Limitations & Future Work

  • Currently limited to 2-DoF head camera motion (pitch/yaw), without extension to full 6-DoF viewpoint control.
  • Manipulation is evaluated on the Unitree G1 humanoid robot (26-DoF); transferability to other robot morphologies is not sufficiently validated.
  • Camera motion in ActiveViewPose-200K is generated by heuristic algorithms, which may deviate from human-intuitive viewpoint adjustment strategies.
  • Sim-to-real transfer details are insufficiently discussed.
  • The combination of active camera and wrist camera yields limited gains (Tab. 2), suggesting that multi-view fusion strategies warrant further optimization.
  • vs. Next-Best-View methods: NBV methods are not end-to-end and lack semantic inputs; SaPaVe achieves semantics-driven end-to-end active perception.
  • vs.
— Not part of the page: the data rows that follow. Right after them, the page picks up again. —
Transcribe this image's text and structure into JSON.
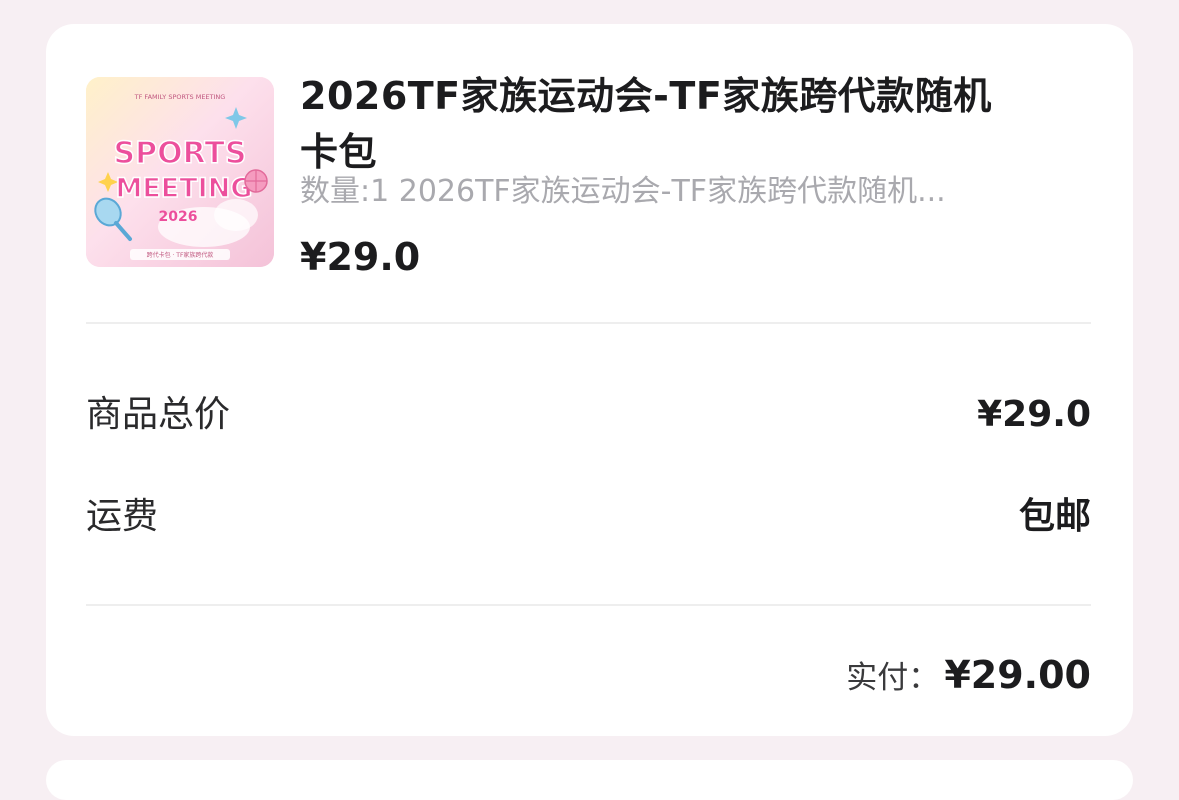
{
  "product": {
    "title": "2026TF家族运动会-TF家族跨代款随机卡包",
    "subtitle": "数量:1 2026TF家族运动会-TF家族跨代款随机...",
    "price": "¥29.0",
    "image": {
      "icon": "product-thumbnail",
      "top_text": "TF FAMILY SPORTS MEETING",
      "line1": "SPORTS",
      "line2": "MEETING",
      "year": "2026",
      "caption": "跨代卡包 · TF家族跨代款"
    }
  },
  "summary": {
    "goods_total_label": "商品总价",
    "goods_total_value": "¥29.0",
    "shipping_label": "运费",
    "shipping_value": "包邮",
    "paid_label": "实付：",
    "paid_value": "¥29.00"
  },
  "colors": {
    "page_background": "#f7eff3",
    "card_background": "#ffffff",
    "text_primary": "#1c1c1e",
    "text_secondary": "#a9a9ae",
    "accent_pink": "#ec4f9c"
  }
}
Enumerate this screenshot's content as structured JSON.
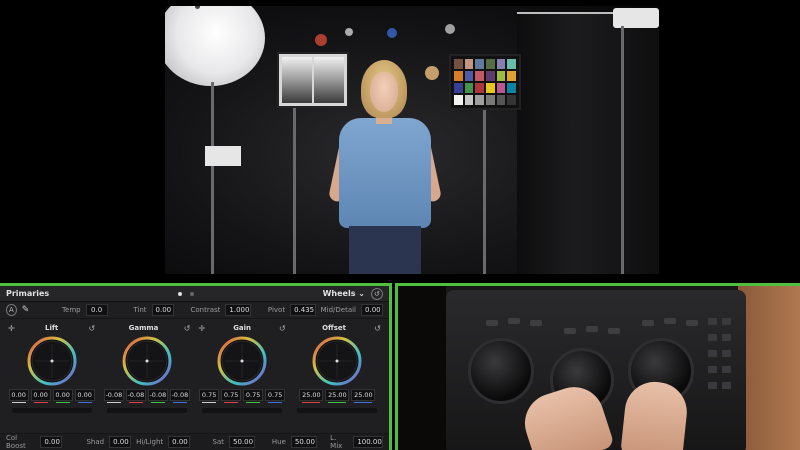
{
  "panel": {
    "title": "Primaries",
    "mode": "Wheels"
  },
  "adjust": {
    "temp": {
      "label": "Temp",
      "value": "0.0"
    },
    "tint": {
      "label": "Tint",
      "value": "0.00"
    },
    "contrast": {
      "label": "Contrast",
      "value": "1.000"
    },
    "pivot": {
      "label": "Pivot",
      "value": "0.435"
    },
    "mid_detail": {
      "label": "Mid/Detail",
      "value": "0.00"
    }
  },
  "wheels": [
    {
      "name": "Lift",
      "values": [
        "0.00",
        "0.00",
        "0.00",
        "0.00"
      ],
      "ring_color": "#c04a8a"
    },
    {
      "name": "Gamma",
      "values": [
        "-0.08",
        "-0.08",
        "-0.08",
        "-0.08"
      ],
      "ring_color": "#c04a8a"
    },
    {
      "name": "Gain",
      "values": [
        "0.75",
        "0.75",
        "0.75",
        "0.75"
      ],
      "ring_color": "#c04a8a"
    },
    {
      "name": "Offset",
      "values": [
        "25.00",
        "25.00",
        "25.00"
      ],
      "ring_color": "#c04a8a"
    }
  ],
  "bottom": {
    "col_boost": {
      "label": "Col Boost",
      "value": "0.00"
    },
    "shad": {
      "label": "Shad",
      "value": "0.00"
    },
    "hilight": {
      "label": "Hi/Light",
      "value": "0.00"
    },
    "sat": {
      "label": "Sat",
      "value": "50.00"
    },
    "hue": {
      "label": "Hue",
      "value": "50.00"
    },
    "lmix": {
      "label": "L. Mix",
      "value": "100.00"
    }
  },
  "colors": {
    "highlight_border": "#4fbf3f",
    "panel_bg": "#1f1f21"
  },
  "icons": {
    "auto": "auto-balance-icon",
    "picker": "eyedropper-icon",
    "reset": "reset-icon",
    "crosshair": "crosshair-icon"
  }
}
VQA-based methods: VQA-based methods (e.g., Look Further) select from discrete candidate viewpoints, whereas SaPaVe directly predicts camera motion in continuous space.
  • vs. π₀ / GR00T N1: Directly extending the action space of these VLAs to include camera motion performs poorly due to unified-space conflicts and the absence of perceptual priors; SaPaVe substantially surpasses them through decoupling and the two-stage strategy.
  • vs. teleoperation methods (e.g., Open-TeleVision): These methods rely on costly real-world data collection, whereas SaPaVe's camera motion training data can be generated at scale with low cost.

Rating

  • Novelty: ⭐⭐⭐⭐⭐ — The first end-to-end active manipulation framework; the decoupling and bottom-up strategy are highly original.
  • Experimental Thoroughness: ⭐⭐⭐⭐⭐ — Simulation, real-world, generalization, and ablation experiments, with dataset and benchmark released simultaneously.
  • Writing Quality: ⭐⭐⭐⭐ — Clear structure and well-motivated problem statement, though some details require consulting the appendix.
  • Value: ⭐⭐⭐⭐⭐ — Fills an important gap in active manipulation research and represents a significant contribution to the robotics community.